Aladdin filmi hakkında yazılacak iyi ve kötü çok detay var. Öncelikle film, görsel anlamda muazzam! Agrabah’ın güzelliği, Aladdin’in kaçarken kullandığı ara sokaklar, havai fişekler, kalabalık pazar ortamı, manzaralar derken kendinizi kısa sürede kaptırmanız mümkün. Diğer tarafta eğer Disney’in “sürekli de şarkı söylüyor kardeş bunlar” konusundan hoşlaşmıyorsanız, o zaman yanlış adrestesiniz demektir. Zira 2019’un Aladdin’i, 1992’nin Aladdin’indeki hemen hemen her şarkıyı tekrar gün yüzüne çıkartıyor. Ne yalan söyleyeyim bazıları gerçekten eğlenceli ve güzel anılara sürüklese de bir noktada sıkıldığım anlar da oldu. Tabii sonuç olarak filmden mutlu çıktığımı da itiraf edeyim, her ne kadar yeni karakter eklemeleri olsa bile.
Eğer daha önce Aladdin’i izlemediyseniz yazacaklarım spoiler içeriyor, şimdiden uyarayım. 2019 Aladdin filmi, Will Smith’in canlandırdığı sevimli Cin’in (Genie) özgürlük yıllarıyla başlıyor. Malum, biliyorsunuz ki Aladdin, son dilek hakkını Cin’i kurtarmak için kullanmıştı. Film de aynı konu üzerine yoğunlaşıyor. Bu sefer hikayeyi Cin’in şarkısı eşliğinde dinliyoruz ve ardından Aladdin’e odaklanıyoruz. Aslında Cin’in özgürlüğü sonrasında ne yaptığı konusuna ufaktan da olsa değinmek, hoş bir detay olmuş. Birçok film eleştirmeni, bu konudan inanılmaz rahatsız olduğunu ve çizgi filmde olmayan bir karakterin filme eklenmesinin gereksizliğine değinmiş. Kişisel fikrim ise tamamen nötr. Cin’in hayatını değiştiren yeni bir karakterin hikayeye eklenmesi, Aladdin yapımına olan sevgimi bir gram bile azaltmadı. Daha fazla spoiler olmadan bu paragrafı kapatalım.

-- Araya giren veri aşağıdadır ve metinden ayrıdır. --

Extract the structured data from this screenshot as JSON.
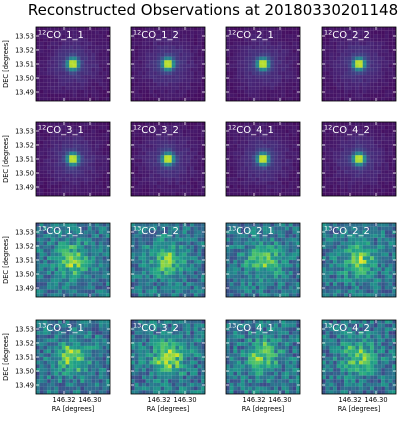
{
  "title": "Reconstructed Observations at 20180330201148",
  "ylabel": "DEC [degrees]",
  "xlabel": "RA [degrees]",
  "colormap": {
    "name": "viridis",
    "stops": [
      "#440154",
      "#482878",
      "#3e4989",
      "#31688e",
      "#26828e",
      "#1f9e89",
      "#35b779",
      "#6ece58",
      "#b5de2b",
      "#fde725"
    ]
  },
  "chart_data": {
    "type": "heatmap",
    "grid": {
      "rows": 4,
      "cols": 4
    },
    "x_ticks": [
      "146.32",
      "146.30"
    ],
    "y_ticks": [
      "13.53",
      "13.52",
      "13.51",
      "13.50",
      "13.49"
    ],
    "panels": [
      {
        "isotope": "12",
        "label": "CO_1_1",
        "pattern": "point",
        "background": 0.05,
        "peak": 0.95,
        "noise": 0.04
      },
      {
        "isotope": "12",
        "label": "CO_1_2",
        "pattern": "point",
        "background": 0.05,
        "peak": 0.95,
        "noise": 0.04
      },
      {
        "isotope": "12",
        "label": "CO_2_1",
        "pattern": "point",
        "background": 0.05,
        "peak": 0.95,
        "noise": 0.04
      },
      {
        "isotope": "12",
        "label": "CO_2_2",
        "pattern": "point",
        "background": 0.05,
        "peak": 0.95,
        "noise": 0.04
      },
      {
        "isotope": "12",
        "label": "CO_3_1",
        "pattern": "point",
        "background": 0.05,
        "peak": 0.95,
        "noise": 0.04
      },
      {
        "isotope": "12",
        "label": "CO_3_2",
        "pattern": "point",
        "background": 0.05,
        "peak": 0.95,
        "noise": 0.04
      },
      {
        "isotope": "12",
        "label": "CO_4_1",
        "pattern": "point",
        "background": 0.05,
        "peak": 0.95,
        "noise": 0.04
      },
      {
        "isotope": "12",
        "label": "CO_4_2",
        "pattern": "point",
        "background": 0.05,
        "peak": 0.95,
        "noise": 0.04
      },
      {
        "isotope": "13",
        "label": "CO_1_1",
        "pattern": "diffuse",
        "background": 0.38,
        "peak": 0.85,
        "noise": 0.16
      },
      {
        "isotope": "13",
        "label": "CO_1_2",
        "pattern": "diffuse",
        "background": 0.38,
        "peak": 0.85,
        "noise": 0.16
      },
      {
        "isotope": "13",
        "label": "CO_2_1",
        "pattern": "diffuse",
        "background": 0.38,
        "peak": 0.85,
        "noise": 0.16
      },
      {
        "isotope": "13",
        "label": "CO_2_2",
        "pattern": "diffuse",
        "background": 0.38,
        "peak": 0.85,
        "noise": 0.16
      },
      {
        "isotope": "13",
        "label": "CO_3_1",
        "pattern": "diffuse",
        "background": 0.38,
        "peak": 0.85,
        "noise": 0.18
      },
      {
        "isotope": "13",
        "label": "CO_3_2",
        "pattern": "diffuse",
        "background": 0.38,
        "peak": 0.9,
        "noise": 0.18
      },
      {
        "isotope": "13",
        "label": "CO_4_1",
        "pattern": "diffuse",
        "background": 0.38,
        "peak": 0.85,
        "noise": 0.18
      },
      {
        "isotope": "13",
        "label": "CO_4_2",
        "pattern": "diffuse",
        "background": 0.38,
        "peak": 0.85,
        "noise": 0.18
      }
    ]
  }
}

Biraz İyiler, Biraz da Kötüler
Aladdin filmi mükemmel değil, ancak daha iyisinin yapılması da bayağı zor. Mesela filmin giriş sahnesinden sonuna kadar Aladdin’in her türlü kültüre hitap ettiğini anında fark ediyorsunuz. Kalabalık insan nüfusunun arasında kendi hikayelerine sahip farklı bireyler de var. Özellikle Aladdin’in meşhur “Arabian Nights” parçasıyla filmin başında bu hissiyat verilmiş.
Oyunculuk kısmında Kanadalı-Mısırlı aktör Mena Massoud, Aladdin’in sokak zekası çekiciliğini mükemmel bir şekilde yakalamış. Diğer tarafta İngiliz-Gujarati oyuncu Naomi Scott, Prenses Jasmine olarak ateş yakan bir performans sergilemiş. Babasını geçmek için her türlü becerisini ve hırsını gösteriyor, diğer tarafta koca bulmakla da ilgilenmiyor. Jafar rolündeki Marwan Kenzari ise sıradan bir kötü gibi görünmüş. Jafar’ın tuhaf ve korkunç triplerini biraz daha görmek isterdim açıkçası.

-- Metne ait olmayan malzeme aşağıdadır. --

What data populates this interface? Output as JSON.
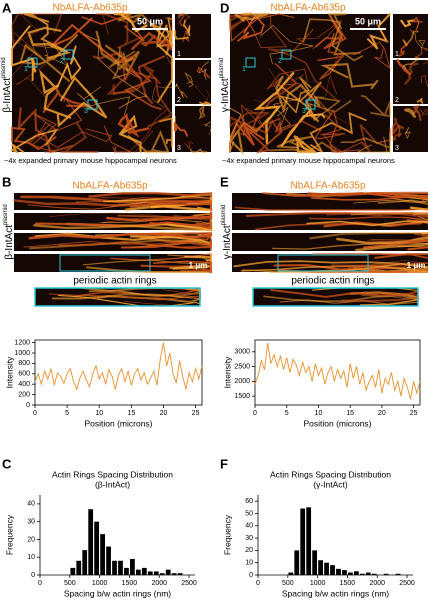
{
  "panels": [
    {
      "letter": "A",
      "title": "NbALFA-Ab635p",
      "scale_bar": "50 μm",
      "construct": "β-IntAct",
      "construct_sup": "plasmid",
      "roi_labels": [
        "1",
        "2",
        "3"
      ],
      "caption": "~4x expanded primary mouse hippocampal neurons"
    },
    {
      "letter": "B",
      "title": "NbALFA-Ab635p",
      "construct": "β-IntAct",
      "construct_sup": "plasmid",
      "scale_bar": "1 μm",
      "zoom_label": "periodic actin rings"
    },
    {
      "letter": "C"
    },
    {
      "letter": "D",
      "title": "NbALFA-Ab635p",
      "scale_bar": "50 μm",
      "construct": "γ-IntAct",
      "construct_sup": "plasmid",
      "roi_labels": [
        "1",
        "2",
        "3"
      ],
      "caption": "~4x expanded primary mouse hippocampal neurons"
    },
    {
      "letter": "E",
      "title": "NbALFA-Ab635p",
      "construct": "γ-IntAct",
      "construct_sup": "plasmid",
      "scale_bar": "1 μm",
      "zoom_label": "periodic actin rings"
    },
    {
      "letter": "F"
    }
  ],
  "chart_data": [
    {
      "type": "line",
      "xlabel": "Position (microns)",
      "ylabel": "Intensity",
      "color": "#e8912a",
      "x": [
        0,
        0.5,
        1,
        1.5,
        2,
        2.5,
        3,
        3.5,
        4,
        4.5,
        5,
        5.5,
        6,
        6.5,
        7,
        7.5,
        8,
        8.5,
        9,
        9.5,
        10,
        10.5,
        11,
        11.5,
        12,
        12.5,
        13,
        13.5,
        14,
        14.5,
        15,
        15.5,
        16,
        16.5,
        17,
        17.5,
        18,
        18.5,
        19,
        19.5,
        20,
        20.5,
        21,
        21.5,
        22,
        22.5,
        23,
        23.5,
        24,
        24.5,
        25,
        25.5,
        26
      ],
      "values": [
        450,
        600,
        400,
        650,
        500,
        700,
        380,
        620,
        550,
        420,
        600,
        700,
        450,
        300,
        520,
        650,
        480,
        350,
        600,
        750,
        500,
        620,
        400,
        680,
        550,
        300,
        580,
        700,
        450,
        650,
        380,
        600,
        700,
        480,
        620,
        400,
        520,
        650,
        380,
        880,
        1200,
        750,
        1000,
        600,
        420,
        850,
        550,
        300,
        620,
        450,
        700,
        500,
        750
      ],
      "xlim": [
        0,
        26
      ],
      "xticks": [
        0,
        5,
        10,
        15,
        20,
        25
      ],
      "ylim": [
        0,
        1250
      ],
      "yticks": [
        0,
        200,
        400,
        600,
        800,
        1000,
        1200
      ]
    },
    {
      "type": "histogram",
      "title": "Actin Rings Spacing Distribution",
      "subtitle": "(β-IntAct)",
      "xlabel": "Spacing b/w actin rings (nm)",
      "ylabel": "Frequency",
      "color": "#000000",
      "bins": [
        400,
        500,
        600,
        700,
        800,
        900,
        1000,
        1100,
        1200,
        1300,
        1400,
        1500,
        1600,
        1700,
        1800,
        1900,
        2000,
        2100,
        2200,
        2300,
        2400
      ],
      "values": [
        0,
        4,
        8,
        14,
        37,
        30,
        23,
        16,
        8,
        8,
        4,
        9,
        3,
        4,
        2,
        2,
        1,
        3,
        1,
        1
      ],
      "xlim": [
        0,
        2600
      ],
      "xticks": [
        0,
        500,
        1000,
        1500,
        2000,
        2500
      ],
      "ylim": [
        0,
        45
      ],
      "yticks": [
        0,
        10,
        20,
        30,
        40
      ]
    },
    {
      "type": "line",
      "xlabel": "Position (microns)",
      "ylabel": "Intensity",
      "color": "#e8912a",
      "x": [
        0,
        0.5,
        1,
        1.5,
        2,
        2.5,
        3,
        3.5,
        4,
        4.5,
        5,
        5.5,
        6,
        6.5,
        7,
        7.5,
        8,
        8.5,
        9,
        9.5,
        10,
        10.5,
        11,
        11.5,
        12,
        12.5,
        13,
        13.5,
        14,
        14.5,
        15,
        15.5,
        16,
        16.5,
        17,
        17.5,
        18,
        18.5,
        19,
        19.5,
        20,
        20.5,
        21,
        21.5,
        22,
        22.5,
        23,
        23.5,
        24,
        24.5,
        25,
        25.5,
        26
      ],
      "values": [
        1900,
        2200,
        2700,
        2400,
        3300,
        2600,
        2900,
        2500,
        2850,
        2400,
        2800,
        2300,
        2750,
        2550,
        2200,
        2650,
        2300,
        2500,
        2000,
        2600,
        2200,
        2450,
        1900,
        2300,
        2500,
        2000,
        2400,
        2100,
        2350,
        1800,
        2600,
        2100,
        2500,
        1900,
        2300,
        1700,
        2000,
        2200,
        1800,
        2400,
        1600,
        2100,
        1900,
        2300,
        1700,
        2000,
        1500,
        2100,
        1800,
        1400,
        2000,
        1600,
        2000
      ],
      "xlim": [
        0,
        26
      ],
      "xticks": [
        0,
        5,
        10,
        15,
        20,
        25
      ],
      "ylim": [
        1200,
        3400
      ],
      "yticks": [
        1500,
        2000,
        2500,
        3000
      ]
    },
    {
      "type": "histogram",
      "title": "Actin Rings Spacing Distribution",
      "subtitle": "(γ-IntAct)",
      "xlabel": "Spacing b/w actin rings (nm)",
      "ylabel": "Frequency",
      "color": "#000000",
      "bins": [
        500,
        600,
        700,
        800,
        900,
        1000,
        1100,
        1200,
        1300,
        1400,
        1500,
        1600,
        1700,
        1800,
        1900,
        2000,
        2100,
        2200,
        2300,
        2400
      ],
      "values": [
        2,
        20,
        54,
        55,
        20,
        12,
        10,
        8,
        5,
        4,
        2,
        3,
        1,
        2,
        1,
        0,
        1,
        0,
        1
      ],
      "xlim": [
        0,
        2600
      ],
      "xticks": [
        0,
        500,
        1000,
        1500,
        2000,
        2500
      ],
      "ylim": [
        0,
        65
      ],
      "yticks": [
        0,
        10,
        20,
        30,
        40,
        50,
        60
      ]
    }
  ]
}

Her şey bir kenara film, tam Bollywood kafasında. Müzikal anlamda türünü sevenlerin ilgisini çeker. Göz kamaştırıcı dans numaraları ve sevimli notalar, tam olarak Aladdin’i tanımlamaya yetiyor. Alan Menken ve rahmetli Howard Ashman’ın çok sevilen şarkıları yenilenen filmden tekrar beslenmeyi başarmış ve yeni bir parça ile Jasmine’e parlaması için kendi kararlılığının hatırasını vermiş. Bu da çizgi filmden farklı olarak, birkaç sahnenin varlığına da hazır olmalısınız demek. Yine de Scott’un etkileyici vokali bir yana, Guy Ritchie’nin sunumu bir yana. Scott Weinger, her türlü ezer.
Son olarak tabii bir de Cin’imize hayat veren Will Smith var. Robin Williams’ın bayrağını taşımak hiç kolay iş değil. Will Smith’in özellikle mavi teni ve at kuyruğu saçını barındıran fotoğraflarının yayınlanmasının ardından, ortalık bayağı karışmıştı. Smith, kendi rolünü oynarken elinden geleni yapmış ancak Cin’e aşık olduğumuz ilk andaki sihri yakalamayı tam olarak başaramamış. Smith’i beğeniyorsanız, onun kendi mimikleriyle harmanlanan “You ain’t never had a friend like me” gibi parçaları hoşunuza gidecektir. Eğer çizgi filmdeki etkiyi bekliyorsanız, hayal kırıklığına uğrayabilirsiniz.
Orta şeker kıvamında ilerleyen film, sonunu bilmenize rağmen birkaç değişikliğe sahip. Bu değişiklikler sonucu değiştirmiyor, sadece biraz daha farklı bakış açısı yansıtıyor. Film için yazabileceğim en temiz yorum, tam olamamış ama en azından sevimli.